Unterhaltsvorschuss

Gesetzreform verpflichtete 2017 die Stadt zu erhöhten Ausgaben

Mütter bzw. Väter warteten darauf, dass das Unterhaltsvorschussgesetz (UVG) endlich in Kraft tritt. Mitte August 2017 setzte der Bundespräsident das beschlossene Gesetz rückwirkend zum 1. Juli 2017 in Kraft. Für Dorsten bedeutete dies, dass die inzwischen gestellten formellen Anträge auf Unterhaltsvorschuss für 314 Kinder und Jugendliche gezahlt werden mussten. Nach dem neuen Gesetz sind in Dorsten rund 1180 Zahlfälle nach dem neuen Gesetz zu bearbeiten und auszuzahlen. Im Jahr 2016 hatte die Stadt Dorsten Unterhaltsvorschüsse in Höhe von 845.000 Euro geleistet. Nach dem neuen Gesetz erwartet der Stadtkämmerer Zahlungen von einer Million Euro und 300.000 Euro für Personal- und Sachkosten. Die Stadt sei verpflichtet, so der Stadtkämmerer in der „Dorstener Zeitung“, 56 Prozent der Zahlungen an die Alleinerziehenden und alle Personal- und Sachkosten zu bestreiten. Anfang des Jahres 2017 wurden 425 Kindern bis zum zwölften Lebensjahr in Dorsten Unterhaltsvorschuss gewährt, sie die Lokalzeitung weiter. In zehn Prozent der Fälle sei der Vater des Kindes Zahlungsempfänger und nicht die Mutter. Der gezahlte Vorschuss werde beim säumigen Unterhaltszahler von der Stadtkasse eingefordert.

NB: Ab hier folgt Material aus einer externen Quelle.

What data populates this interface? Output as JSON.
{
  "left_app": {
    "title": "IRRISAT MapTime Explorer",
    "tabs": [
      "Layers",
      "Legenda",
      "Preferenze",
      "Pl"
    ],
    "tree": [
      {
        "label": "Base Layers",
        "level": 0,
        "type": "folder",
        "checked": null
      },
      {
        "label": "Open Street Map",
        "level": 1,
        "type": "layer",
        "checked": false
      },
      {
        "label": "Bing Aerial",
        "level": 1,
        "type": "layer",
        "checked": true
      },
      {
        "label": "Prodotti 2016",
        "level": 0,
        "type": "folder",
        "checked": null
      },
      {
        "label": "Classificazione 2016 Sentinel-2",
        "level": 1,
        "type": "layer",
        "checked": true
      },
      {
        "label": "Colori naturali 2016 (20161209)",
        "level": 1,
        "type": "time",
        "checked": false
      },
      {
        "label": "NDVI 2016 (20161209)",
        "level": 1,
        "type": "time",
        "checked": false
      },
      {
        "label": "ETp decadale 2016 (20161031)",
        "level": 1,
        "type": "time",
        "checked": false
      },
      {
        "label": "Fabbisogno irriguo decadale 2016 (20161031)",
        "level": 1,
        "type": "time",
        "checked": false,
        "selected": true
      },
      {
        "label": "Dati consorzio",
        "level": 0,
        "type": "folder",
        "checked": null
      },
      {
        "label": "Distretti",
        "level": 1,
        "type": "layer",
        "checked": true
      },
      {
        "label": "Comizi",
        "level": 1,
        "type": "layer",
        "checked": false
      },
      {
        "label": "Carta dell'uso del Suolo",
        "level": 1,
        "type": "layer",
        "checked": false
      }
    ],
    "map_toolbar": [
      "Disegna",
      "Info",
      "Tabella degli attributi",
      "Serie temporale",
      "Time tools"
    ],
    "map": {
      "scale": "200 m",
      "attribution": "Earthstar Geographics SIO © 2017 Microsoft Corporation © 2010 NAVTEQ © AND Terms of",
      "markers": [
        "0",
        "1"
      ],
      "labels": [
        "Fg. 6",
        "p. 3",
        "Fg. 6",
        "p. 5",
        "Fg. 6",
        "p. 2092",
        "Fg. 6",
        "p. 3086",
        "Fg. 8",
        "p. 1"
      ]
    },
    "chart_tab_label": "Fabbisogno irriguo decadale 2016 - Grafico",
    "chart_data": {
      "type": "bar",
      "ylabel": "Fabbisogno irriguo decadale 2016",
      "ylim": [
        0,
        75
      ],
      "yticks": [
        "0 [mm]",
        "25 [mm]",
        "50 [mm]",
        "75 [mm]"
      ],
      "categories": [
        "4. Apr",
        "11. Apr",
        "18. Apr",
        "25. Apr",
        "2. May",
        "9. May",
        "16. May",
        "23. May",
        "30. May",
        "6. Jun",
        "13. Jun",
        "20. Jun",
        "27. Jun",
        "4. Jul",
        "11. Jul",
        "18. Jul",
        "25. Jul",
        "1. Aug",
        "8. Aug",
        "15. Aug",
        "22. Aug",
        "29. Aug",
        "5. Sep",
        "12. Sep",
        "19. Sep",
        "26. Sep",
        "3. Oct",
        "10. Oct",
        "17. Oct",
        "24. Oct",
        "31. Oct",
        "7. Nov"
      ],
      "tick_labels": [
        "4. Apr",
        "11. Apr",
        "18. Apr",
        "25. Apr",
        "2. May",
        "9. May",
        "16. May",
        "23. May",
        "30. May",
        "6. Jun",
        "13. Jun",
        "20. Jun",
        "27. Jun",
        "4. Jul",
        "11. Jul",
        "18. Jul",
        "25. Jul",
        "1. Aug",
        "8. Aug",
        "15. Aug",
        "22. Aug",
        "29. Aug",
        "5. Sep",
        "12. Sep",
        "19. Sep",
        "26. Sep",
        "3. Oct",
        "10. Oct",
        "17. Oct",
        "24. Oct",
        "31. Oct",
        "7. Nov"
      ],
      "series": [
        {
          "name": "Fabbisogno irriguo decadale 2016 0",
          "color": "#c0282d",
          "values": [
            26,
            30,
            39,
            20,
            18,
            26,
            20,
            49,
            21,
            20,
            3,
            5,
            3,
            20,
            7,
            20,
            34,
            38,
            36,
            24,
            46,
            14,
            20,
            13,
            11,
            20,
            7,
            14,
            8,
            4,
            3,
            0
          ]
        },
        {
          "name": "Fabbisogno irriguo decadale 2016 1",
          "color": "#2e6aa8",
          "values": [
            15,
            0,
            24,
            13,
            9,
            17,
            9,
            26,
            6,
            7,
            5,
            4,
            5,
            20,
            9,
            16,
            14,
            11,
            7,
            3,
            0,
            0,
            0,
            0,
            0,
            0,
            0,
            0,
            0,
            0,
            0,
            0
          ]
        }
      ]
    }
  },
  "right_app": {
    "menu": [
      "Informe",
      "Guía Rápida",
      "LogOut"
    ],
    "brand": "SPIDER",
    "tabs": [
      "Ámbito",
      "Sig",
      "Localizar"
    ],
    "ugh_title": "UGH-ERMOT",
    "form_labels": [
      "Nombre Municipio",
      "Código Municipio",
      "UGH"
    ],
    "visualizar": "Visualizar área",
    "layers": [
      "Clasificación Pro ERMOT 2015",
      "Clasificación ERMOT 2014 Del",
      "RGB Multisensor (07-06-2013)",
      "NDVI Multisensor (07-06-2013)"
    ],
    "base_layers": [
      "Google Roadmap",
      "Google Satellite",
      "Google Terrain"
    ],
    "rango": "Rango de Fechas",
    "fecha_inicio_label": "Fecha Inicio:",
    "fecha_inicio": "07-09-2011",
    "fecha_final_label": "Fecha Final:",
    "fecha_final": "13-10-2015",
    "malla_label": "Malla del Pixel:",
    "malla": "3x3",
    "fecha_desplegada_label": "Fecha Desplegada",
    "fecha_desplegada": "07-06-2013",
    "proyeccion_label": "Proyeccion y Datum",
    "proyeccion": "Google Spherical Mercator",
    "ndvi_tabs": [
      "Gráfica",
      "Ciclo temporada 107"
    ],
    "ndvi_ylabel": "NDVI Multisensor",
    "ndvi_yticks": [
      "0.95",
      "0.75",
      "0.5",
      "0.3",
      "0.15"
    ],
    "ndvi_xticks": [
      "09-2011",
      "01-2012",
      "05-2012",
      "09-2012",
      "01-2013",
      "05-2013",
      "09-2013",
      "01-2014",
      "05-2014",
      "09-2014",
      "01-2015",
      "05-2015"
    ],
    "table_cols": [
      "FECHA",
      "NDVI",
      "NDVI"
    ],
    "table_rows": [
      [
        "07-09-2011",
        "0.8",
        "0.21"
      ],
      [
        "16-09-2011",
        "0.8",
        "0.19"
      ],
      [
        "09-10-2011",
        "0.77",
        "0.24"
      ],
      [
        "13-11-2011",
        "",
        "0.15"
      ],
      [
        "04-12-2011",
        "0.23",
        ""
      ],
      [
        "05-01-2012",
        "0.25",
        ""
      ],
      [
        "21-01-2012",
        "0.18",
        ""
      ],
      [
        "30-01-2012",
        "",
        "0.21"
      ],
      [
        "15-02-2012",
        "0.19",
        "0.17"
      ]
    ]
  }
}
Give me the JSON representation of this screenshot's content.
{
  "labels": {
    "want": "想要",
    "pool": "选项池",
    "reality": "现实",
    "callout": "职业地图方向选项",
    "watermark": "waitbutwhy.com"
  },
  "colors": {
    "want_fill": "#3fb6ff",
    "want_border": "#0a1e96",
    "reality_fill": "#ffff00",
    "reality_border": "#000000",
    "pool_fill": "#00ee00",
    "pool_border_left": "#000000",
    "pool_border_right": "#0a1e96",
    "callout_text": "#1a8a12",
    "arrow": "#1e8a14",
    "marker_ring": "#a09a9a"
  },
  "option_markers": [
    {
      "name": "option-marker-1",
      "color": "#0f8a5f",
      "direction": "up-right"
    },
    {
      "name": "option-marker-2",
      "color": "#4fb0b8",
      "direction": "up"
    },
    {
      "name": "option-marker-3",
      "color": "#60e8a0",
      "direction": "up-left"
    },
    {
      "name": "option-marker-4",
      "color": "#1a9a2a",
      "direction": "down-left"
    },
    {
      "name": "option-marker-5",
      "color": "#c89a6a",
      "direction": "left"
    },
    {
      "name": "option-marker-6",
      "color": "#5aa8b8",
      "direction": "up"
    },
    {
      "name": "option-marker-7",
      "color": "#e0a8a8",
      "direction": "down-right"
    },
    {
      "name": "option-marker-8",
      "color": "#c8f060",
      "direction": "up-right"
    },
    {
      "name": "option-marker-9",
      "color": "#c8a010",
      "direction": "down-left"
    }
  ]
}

Die Gesetzesreform sieht vor, dass der Unterhaltsvorschuss bis zur Vollendung des 18. Lebensjahres des Kindes gezahlt wird. Unterhaltsvorschuss wird dann gewährleistet, wenn ein Elternteil zahlungsunfähig ist. Angehoben wurden die monatlichen Zahlungen für die Kinder von bis zu fünf Jahren auf 150 Euro/Monat, für Kinder von sechs bis elf Jahren auf 201 Euro/Monat, für Kinder von 12 bis 18 Jahren auf 268 Euro monatlich.